In view of the aforementioned, the Court declared that section 7 of the Muslim Family Laws Ordinance, 1961 as a whole cannot be declared violative of the injunctions of Islam. However, the provisions contained in sub-sections (3) and (5) of the said section 7 cannot be maintained.
The President of Islamic Republic of Pakistan was directed to amend the law so as to bring it in conformity with the injunctions of Islam and the aforesaid provisions of law were to cease to have effect on 31st day of March, 2000.
With respect to issue no. 4, the following pronouncements have been made by the Apex Court:
“In view of the provisions of section 7(3) of the Ordinance talaq would become effective only after notice of talaq is given to the Chairman and the period of three months provided for bringing out a reconciliation between the parties has expired. Where the husband does not give the notice of talaq to the Chairman, it can be deemed that he has revoked the talaq.”
PLD 1963 SC 51
Nevertheless, the Hon’ble Supreme Court has made a very significant and important statement in the above case with respect to section 7 in the following words:
“Whether the result achieved is in strict conformity with Islamic Law is a question which does not fall within the province of this Court by reason of articles 5 and 6 of the Constitution”
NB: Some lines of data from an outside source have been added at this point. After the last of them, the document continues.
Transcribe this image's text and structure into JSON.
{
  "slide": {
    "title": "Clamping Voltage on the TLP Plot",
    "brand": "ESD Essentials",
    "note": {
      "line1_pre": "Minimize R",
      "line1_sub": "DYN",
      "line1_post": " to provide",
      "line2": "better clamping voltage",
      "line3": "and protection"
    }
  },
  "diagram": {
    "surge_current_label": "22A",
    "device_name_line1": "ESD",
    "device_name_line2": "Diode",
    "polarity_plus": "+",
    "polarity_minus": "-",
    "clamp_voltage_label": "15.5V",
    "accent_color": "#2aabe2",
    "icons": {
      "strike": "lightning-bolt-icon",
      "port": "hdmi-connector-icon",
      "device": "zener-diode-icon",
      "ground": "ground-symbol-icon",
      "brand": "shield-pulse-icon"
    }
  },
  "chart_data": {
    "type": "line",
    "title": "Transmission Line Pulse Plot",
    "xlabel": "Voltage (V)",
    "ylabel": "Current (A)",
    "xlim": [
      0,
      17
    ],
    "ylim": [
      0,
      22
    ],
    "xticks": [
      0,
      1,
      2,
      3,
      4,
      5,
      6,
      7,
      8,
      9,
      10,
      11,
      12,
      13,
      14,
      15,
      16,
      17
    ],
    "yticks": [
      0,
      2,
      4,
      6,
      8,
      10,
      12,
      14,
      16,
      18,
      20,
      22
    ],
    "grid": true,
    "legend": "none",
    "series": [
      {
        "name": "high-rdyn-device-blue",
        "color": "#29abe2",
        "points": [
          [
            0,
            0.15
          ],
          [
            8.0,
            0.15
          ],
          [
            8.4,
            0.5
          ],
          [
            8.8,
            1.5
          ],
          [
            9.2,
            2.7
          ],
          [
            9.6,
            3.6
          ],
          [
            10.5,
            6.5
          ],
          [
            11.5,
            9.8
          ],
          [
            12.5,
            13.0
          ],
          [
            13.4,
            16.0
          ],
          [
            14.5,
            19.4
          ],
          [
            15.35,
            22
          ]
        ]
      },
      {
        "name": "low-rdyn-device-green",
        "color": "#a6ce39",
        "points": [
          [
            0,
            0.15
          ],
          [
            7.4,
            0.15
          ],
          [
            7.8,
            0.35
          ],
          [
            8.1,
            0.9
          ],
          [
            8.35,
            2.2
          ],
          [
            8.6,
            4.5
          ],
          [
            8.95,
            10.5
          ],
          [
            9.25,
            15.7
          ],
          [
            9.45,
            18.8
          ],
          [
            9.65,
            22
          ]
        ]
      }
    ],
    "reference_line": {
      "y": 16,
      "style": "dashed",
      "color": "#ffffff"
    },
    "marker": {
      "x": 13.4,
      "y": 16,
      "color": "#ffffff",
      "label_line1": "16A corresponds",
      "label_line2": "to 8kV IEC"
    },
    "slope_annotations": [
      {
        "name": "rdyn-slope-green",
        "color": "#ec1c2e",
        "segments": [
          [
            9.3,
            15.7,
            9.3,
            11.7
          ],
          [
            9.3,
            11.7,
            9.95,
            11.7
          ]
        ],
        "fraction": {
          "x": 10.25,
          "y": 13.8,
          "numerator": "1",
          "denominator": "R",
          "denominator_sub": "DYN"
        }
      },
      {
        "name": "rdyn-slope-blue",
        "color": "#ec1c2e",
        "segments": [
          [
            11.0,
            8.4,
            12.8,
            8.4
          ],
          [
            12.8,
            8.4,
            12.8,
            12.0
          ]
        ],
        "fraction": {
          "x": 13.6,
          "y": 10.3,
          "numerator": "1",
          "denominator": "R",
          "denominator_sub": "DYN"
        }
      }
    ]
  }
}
“The learned counsel for the petitioner concedes that no notice of the alleged divorce was given to the Chairman as required by section 7(1) of the Muslim Family Laws Ordinance. That being so the alleged divorce, in view of the express provision of the sub-section (3) of section 7 of the said Ordinance, is yet to become effective”
1970 SCMR 845
The above stated view in PLD 1963 SC 51 and 1970 SCMR 845 was supported in 1984 SCMR 583 and NLR 1987 SCJ 239.
Now, the position which emerges is that according to the Supreme Court talaq in any mode whatsoever, does not take effect unless a notice is delivered to the Chairman. On the other hand, the Federal Shariat Court directly saying nothing about the service of notice to the Chairman, however, holding that the period of iddat should run from the pronouncement of talaq rather than the delivery of notice and this period is to be calculated strictly in accordance with the rules of Islamic Law. There is an inherent contradiction between the verdicts of the two respectable Courts because if the period of iddat is to run from the pronouncement of talaq and is to be calculated in accordance with the Islamic Law then the talaq would become effective on the expiry of such Islamic period of iddat and not from the delivery of notice. In other words, the requirement of notice to the Chairman in order for the talaq to be effective has been done away by the Hon’ble Shariat Court.
I would like to end this discourse with a judgment of the Hon’ble Supreme Court of Pakistan wherein the addition of Chapter 3-A in the Constitution of Islamic Republic of Pakistan was taken into consideration and on conjunctive reading of Articles 203-A to 203-J it was held as under:
“These provisions when read together would mean that findings of the Federal Shariat Court, if the same is either not challenged in the Sharaiat Appellate Bench of the Supreme Court or challenged, but maintained, would be binding even on the Supreme Court.”